Jack

 

bekamen wir im Alter von 3 Tagen am 15.Mai 2009.

Er irrte als ganz kleines verlassenes Baby in Oberdingolfing rum. Ein beherzter Spaziergänger nahm sich seiner an, verständigte den zuständigen Jagdpächter und nahm ihn mit dessen Erlaubnis mit, um ihn  aufzuziehen. 

Dadurch, dass er aber keine Ahnung von Rehen hatte, verständigte er den Bund Naturschutz.

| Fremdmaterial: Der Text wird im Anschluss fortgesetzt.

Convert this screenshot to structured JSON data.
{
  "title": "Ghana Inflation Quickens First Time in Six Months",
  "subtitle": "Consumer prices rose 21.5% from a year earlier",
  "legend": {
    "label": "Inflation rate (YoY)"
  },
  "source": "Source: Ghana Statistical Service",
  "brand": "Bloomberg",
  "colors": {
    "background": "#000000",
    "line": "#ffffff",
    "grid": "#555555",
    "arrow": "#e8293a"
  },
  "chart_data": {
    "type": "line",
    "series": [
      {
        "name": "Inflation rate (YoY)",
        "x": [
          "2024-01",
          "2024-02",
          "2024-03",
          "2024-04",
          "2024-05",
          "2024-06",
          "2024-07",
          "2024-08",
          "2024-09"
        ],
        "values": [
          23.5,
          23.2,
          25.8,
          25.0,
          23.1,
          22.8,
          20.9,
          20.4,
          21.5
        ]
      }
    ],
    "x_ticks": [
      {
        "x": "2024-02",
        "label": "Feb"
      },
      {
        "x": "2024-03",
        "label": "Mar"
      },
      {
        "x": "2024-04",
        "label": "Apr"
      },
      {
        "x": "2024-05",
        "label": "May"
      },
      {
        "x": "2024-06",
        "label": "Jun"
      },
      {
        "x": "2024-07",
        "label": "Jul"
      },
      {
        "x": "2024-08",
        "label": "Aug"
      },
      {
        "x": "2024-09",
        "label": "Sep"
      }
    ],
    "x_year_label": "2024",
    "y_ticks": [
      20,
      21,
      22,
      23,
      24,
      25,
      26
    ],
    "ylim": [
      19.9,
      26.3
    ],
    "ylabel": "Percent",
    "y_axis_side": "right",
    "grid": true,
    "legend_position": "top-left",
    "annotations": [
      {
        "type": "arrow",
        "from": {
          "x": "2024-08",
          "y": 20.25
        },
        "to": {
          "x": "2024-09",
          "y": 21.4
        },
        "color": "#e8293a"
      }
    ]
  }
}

Dieser wiederrum uns. So kamen wir zu unserem sehr liebenswürdigen Rehbuben, der uns bis zum heutigen Tage nur Freude bereitet.

 


Johnny

 

war 2013 ebenfalls noch ein ganz kleines Baby, als er zu uns kam. Auch seine Mutter hatte ihn verlassen.

Jack nahm sich sofort seiner an und von nun an waren sie unzertrennlich.

Johnny ist eine richtige Schmusebacke. Er verteilt Küsschen ohne Ende.

 


Betty

 

bekamen wir 2015 von einer Jägerin, die keinen Platz für sie hatte. Sie war von Anfang an sehr misstrauisch (auch uns gegenüber).

 

Eigentlich wollten wir sie wieder auswildern, aber leider fanden wir nirgendwo einen geeigneten Platz für sie. Bei uns freilassen konnten wir sie nicht, weil wir direkt an einer Staatsstraße leben. Das Risiko, dass sie ins nächste Auto läuft war zu groß.

 

Sie ist immer noch sehr scheu, hat sich aber mit ihrem Schicksal abgefunden. Sie hat überhaupt keine Ambitionen, in die Freiheit zu gehen.


Shanti

 

bekamen wir 2016 ebenfalls als ganz kleines Baby von einem Jäger.

Ebenso wie bei allen anderen wurde ihre Mutter überfahren. 

Shanti ist halbwild, das heißt: von mir lässt sie sich anfassen, von anderen Menschen nicht.


Davina alias Alexa

 

Mitten in der Nacht im Mai 2020 um 0:05 Uhr läutete es an der Türe. Davor stand ein aufgeregter, junger Mann. Er erzählte mir, dass er und seine Frau ein Rehkitz am Straßenrand gefunden haben. Vor lauter Pflichtgefühl und aus Angst um das Kitz, dass es unter ein Auto geraten könnten nahmen sie es kurzerhand mit. Da sie nicht wussten wohin damit, erkundigten sie sich im Internet nach der nächsten Aufzuchtstation und kamen letztendlich zu uns.

 

Das kleine Mädel ist kerngesund und bleibt bis zu ihrer Auswilderung im Frühjahr bei uns.


Lahlie

 

bekommen wir im am 22.02.2022 von einem sehr netten Mann aus Eichendorf, der sie im Juni 2021 schwerst verletzt von einem Jäger geschenkt bekam. Das rechte Vorderbein war defekt und auch das linke Auge. Mit viel Herzblut und Hingabe zog er die Kleine groß.

 

Damit sie nicht alleine ist, brachte er sie zu uns. Leider kann sie wegen ihrer Behinderung nicht mehr ausgewildert werden.